Fortunately, one or two of her famous clients don't mind going public: Kylie Minogue drops in to see Alla, or Dr Alla as she likes to be called, whenever she is in London; Singaporean billionaire hotelier Christina Ong is a fan, and the Duchess of York claims her life was so transformed after visiting Alla that she now brings princesses Beatrice and Eugenie to see her and even persuaded her erstwhile husband to make an appointment. Cherie Blair and Elizabeth Hurley are also rumoured to have benefited from Dr Alla's talents.

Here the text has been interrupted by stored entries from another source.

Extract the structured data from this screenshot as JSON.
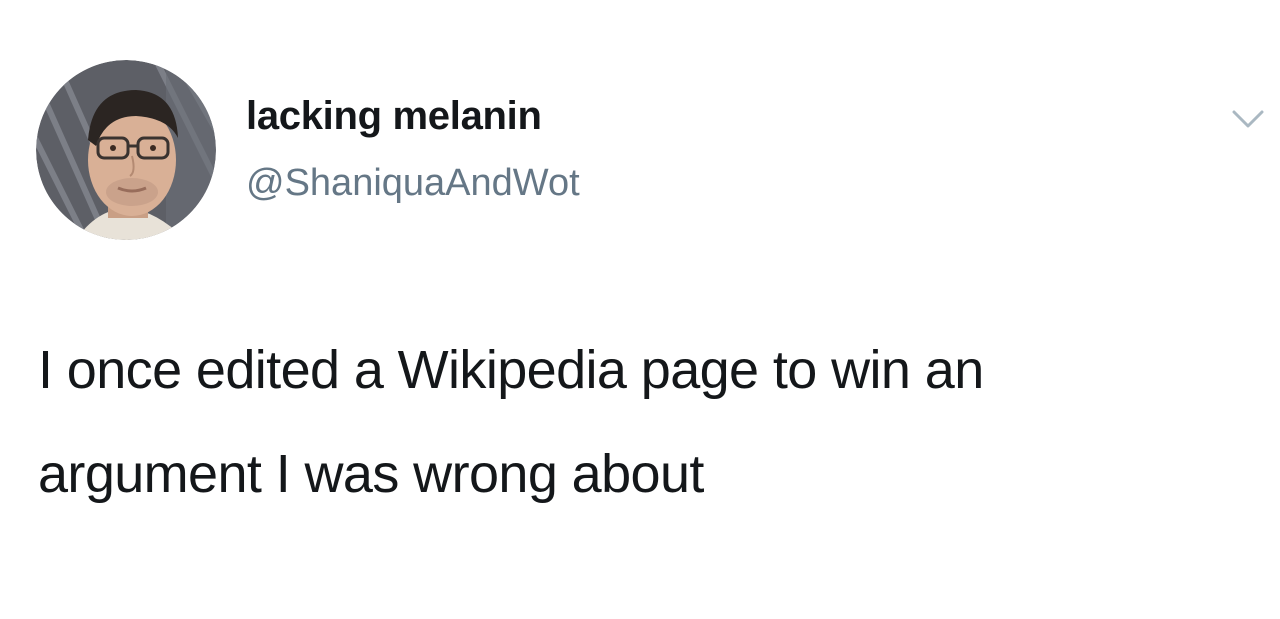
{
  "tweet": {
    "author": {
      "display_name": "lacking melanin",
      "handle": "@ShaniquaAndWot",
      "avatar_icon": "user-avatar-photo"
    },
    "menu_icon": "chevron-down-icon",
    "text_lines": [
      "I once edited a Wikipedia page to win an",
      "argument I was wrong about"
    ],
    "colors": {
      "name": "#14171a",
      "handle": "#657786",
      "chevron": "#aab8c2",
      "background": "#ffffff"
    }
  }
}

Dr Alla, 32, has come a long way from the Moscow apartment block in which she was brought up. 'My mother was the fourth generation of women in our family to inherit healing hands,' she explains. 'I was about six when I realised I had the same powers as her. I would sit next to her, watching her move her hands over a sick patient without touching him, and I would feel my fingers start to tingle or throb rhythmically.' After Perestroika, Alla was awarded a scholarship to travel to India and Sri Lanka, where she was nurtured in an eastern philosophy founded on an understanding of energy fields around the body (known as the aura) and energy flows through the body (chi).

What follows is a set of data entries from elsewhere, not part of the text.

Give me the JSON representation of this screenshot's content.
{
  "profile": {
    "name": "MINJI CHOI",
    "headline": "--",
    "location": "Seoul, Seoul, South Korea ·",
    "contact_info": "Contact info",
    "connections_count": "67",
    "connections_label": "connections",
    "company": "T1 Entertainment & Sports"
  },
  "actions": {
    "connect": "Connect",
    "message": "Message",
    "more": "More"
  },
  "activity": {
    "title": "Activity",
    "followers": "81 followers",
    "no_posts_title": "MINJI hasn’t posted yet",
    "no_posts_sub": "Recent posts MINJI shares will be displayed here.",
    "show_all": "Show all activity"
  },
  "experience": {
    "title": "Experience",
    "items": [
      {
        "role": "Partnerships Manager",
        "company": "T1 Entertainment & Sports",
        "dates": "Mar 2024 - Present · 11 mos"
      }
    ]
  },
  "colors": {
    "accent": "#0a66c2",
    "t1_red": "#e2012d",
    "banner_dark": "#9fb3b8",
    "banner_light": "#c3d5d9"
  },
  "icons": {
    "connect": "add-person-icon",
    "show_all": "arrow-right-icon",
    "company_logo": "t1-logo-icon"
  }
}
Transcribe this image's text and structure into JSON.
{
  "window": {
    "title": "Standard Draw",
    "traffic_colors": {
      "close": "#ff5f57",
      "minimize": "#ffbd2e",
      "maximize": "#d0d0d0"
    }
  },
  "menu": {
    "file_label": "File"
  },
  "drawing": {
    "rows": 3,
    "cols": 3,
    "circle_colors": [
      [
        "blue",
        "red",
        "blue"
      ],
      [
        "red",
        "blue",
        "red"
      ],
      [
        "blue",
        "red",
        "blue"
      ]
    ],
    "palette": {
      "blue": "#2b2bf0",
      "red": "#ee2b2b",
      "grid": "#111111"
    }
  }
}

'I learned that each organ has its own energy field and frequency,' Alla explains, 'as does each illness.' According to Dr Alla, a person's aura has three layers: physical, emotional and mental. 'Bio-energy balancing is about harmonising all three,' she says. Patients report sensations such as 'sparks of electricity shooting from my head', migraines disappearing, increased stamina and a sense of wellbeing. Indeed, Dr Alla has many letters from orthodox doctors praising her skill at detecting a problem that would ordinarily require invasive surgery to diagnose. 'I can tell doctors where to look - and I am usually right.' But Alla is the first to tell a patient to go to see their GP if necessary. 'I am not a new-age fascist; I think that orthodox and complementary medicine work very well together.'

Alla also believes in teaching people the importance of looking after themselves. 'The wrong sort of food will not produce good energy,' she explains. She eats only organic nuts, pulses, grains and vegetables, and fasts one day a week, drinking just water to rid her body of toxins and make herself strong enough to deal with 'energy vampires'. My patients who are in the public eye are vulnerable to energy vampires, so it is my job to protect them,' she explains. 'Whether it is criticism from the press, a stressful schedule or a bullying boss, they all create a negative energy field which can have detrimental effects. Sometimes I recommend meditation and exercises to protect energy. And if I think someone's problem stems from a bullying partner, I suggest they focus on getting that person out of their lives.'

Though Dr Alla will not confirm the rumour that Cherie Blair visited her before conceiving Leo, she is confident in her ability to help women who are trying for a baby. 'If a patient of mine is having IVF, they will probably harvest better quality eggs and have a healthier uterus lining,' she says. 'Fertility experts have remarked on this to me and written about it.'

Dr Alla has a private practice in London and travels to New York to treat her A-list American stars. A single parent, she doesn't know yet whether her three-year-old daughter has inherited her magic touch, but she has christened her Raphaella - which means healer - just in case.